[arch-dev-public] New build server in the US?
baptiste at bitsofnetworks.org
Fri Apr 20 13:44:30 UTC 2018
My proposal was basically « here is a possibly cheap opportunity for a
nice new build server ». If it turns out that it requires more work to
support and that we can afford renting a commercial server, or that we
actually don't need a new build server, it's fine.
On 19-04-18, Florian Pritz via arch-dev-public wrote:
> We already have a second build server (sgp.pkgbuild.com) which is hardly
I always thought that sgp would be much slower because of I/O (soyuz
builds everything in a ramfs, while sgp.pkgbuild.com does not).
But after testing, it turns out that the difference is not that big: for
community/coq, it takes around 7 minutes to build on soyuz and around 8
minutes on sgp.pkgbuild.com.
> Souyz is really used quite a bit, but in general it has quite some
> resources left to spare. I guess it depends on what you want and when.
> Do you want to get builds done quickly (like on a local machine) or are
> you happy with waiting until the machine is free? Maybe someone wants to
> work on a system that allows to pause builds if people don't care when
> they finish so that those that want them done quickly get priority? That
> way we could possibly use our available resources better. Maybe it's
> even as simple as queuing builds, but I don't know how long the builds
> that people run on soyuz take. If a single build takes an hour, queuing
> won't really work.
Running several builds simultaneously is often not an issue, because many
build steps are sequential (installing dependencies, final compression...).
So simultaneous builds of small packages won't slow each other down.
It becomes an issue when one of the package being built is huge and well
parallelised (chromium, llvm, libreoffice...). In that case, a second
package build is really slowed down.
The new machine with 32 threads would be nice on that perspective, because
we could build each package with e.g. -j20 and still get good performance
with simultaneous builds.
> Some feedback on how people use soyuz would probably help a lot here.
> What are your build times, how quickly do you want the result, do you
> need to see live output, does the latency to the machine matter
> (interactive usage?), ...?
I use soyuz mostly interactively: I have a script that copies the sources
to soyuz, builds through SSH, then copies back the built packages. I do
often look at the output, and I expect a build to take a couple of minutes
Maybe we should just nice our builds when they are big and we don't care
about the extra runtime:
nice -n10 extra-x86_64-build
> Regarding the OSUOSL idea: I'm slightly against getting machines from
> yet another organisation. While it doesn't matter much during normal
> operation, fixing problems is usually more difficult because things like
> getting a live system booted, getting serial console access or even just
> getting support are often not easily possible when servers are hosted at
> companies that don't see hosting as a core goal. We've had this happen
> before and it's not great. I don't know what the situation is for this
> offer, but let's not rush into creating even more work for us.

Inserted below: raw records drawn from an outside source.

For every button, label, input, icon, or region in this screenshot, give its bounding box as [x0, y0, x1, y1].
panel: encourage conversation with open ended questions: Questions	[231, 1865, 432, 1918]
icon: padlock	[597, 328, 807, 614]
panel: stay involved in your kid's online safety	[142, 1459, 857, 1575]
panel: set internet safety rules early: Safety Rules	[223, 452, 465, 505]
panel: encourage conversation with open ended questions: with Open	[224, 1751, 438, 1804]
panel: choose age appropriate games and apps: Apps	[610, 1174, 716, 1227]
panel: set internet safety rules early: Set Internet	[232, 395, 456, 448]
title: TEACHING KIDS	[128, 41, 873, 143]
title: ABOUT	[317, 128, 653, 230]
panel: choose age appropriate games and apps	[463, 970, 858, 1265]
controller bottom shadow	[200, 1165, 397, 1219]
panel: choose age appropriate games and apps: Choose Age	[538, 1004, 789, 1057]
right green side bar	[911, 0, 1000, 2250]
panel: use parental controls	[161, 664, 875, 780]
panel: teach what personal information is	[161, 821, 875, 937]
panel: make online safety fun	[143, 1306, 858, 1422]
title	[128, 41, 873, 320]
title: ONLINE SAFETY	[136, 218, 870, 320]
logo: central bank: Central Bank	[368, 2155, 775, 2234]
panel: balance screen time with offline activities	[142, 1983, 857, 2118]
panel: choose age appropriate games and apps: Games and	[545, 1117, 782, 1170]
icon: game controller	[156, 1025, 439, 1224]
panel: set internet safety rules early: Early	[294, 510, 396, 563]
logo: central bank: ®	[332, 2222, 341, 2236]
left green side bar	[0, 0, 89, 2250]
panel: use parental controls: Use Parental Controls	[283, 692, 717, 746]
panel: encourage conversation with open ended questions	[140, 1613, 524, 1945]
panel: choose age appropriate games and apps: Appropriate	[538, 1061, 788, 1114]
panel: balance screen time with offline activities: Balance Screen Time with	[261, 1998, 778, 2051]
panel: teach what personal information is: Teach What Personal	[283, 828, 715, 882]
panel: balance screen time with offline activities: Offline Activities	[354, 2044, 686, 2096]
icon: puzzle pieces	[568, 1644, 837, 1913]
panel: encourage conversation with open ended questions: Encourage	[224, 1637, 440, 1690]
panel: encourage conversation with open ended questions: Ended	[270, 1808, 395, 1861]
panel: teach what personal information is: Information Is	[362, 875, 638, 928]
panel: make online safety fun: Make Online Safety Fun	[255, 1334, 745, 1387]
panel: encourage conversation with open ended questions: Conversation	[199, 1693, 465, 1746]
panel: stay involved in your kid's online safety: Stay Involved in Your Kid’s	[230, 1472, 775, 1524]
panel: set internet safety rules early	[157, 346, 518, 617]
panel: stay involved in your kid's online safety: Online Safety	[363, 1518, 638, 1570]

Good point, support is often a pain, especially if you're not in the same
In this case, hosting is a core goal of OSUOSL, and they generally provide
good support (they pay students to provide support, and in my experience
they are really helpful). But of course it's always possible to have bad luck.
> > I honestly have no idea about Arch's financial situation, or how soyuz is
> > paid for in practice.
> Soyuz is a rented server at hetzner.de (like all our other important
> servers) and payed for with donation funds.
> Looking at a recent treasury report from SPI we have around $47k
> right now and looking back a few months, it seems to be growing.
>  http://lists.spi-inc.org/pipermail/spi-general/2018-April/003845.html
Ok, so there is no financial issue then.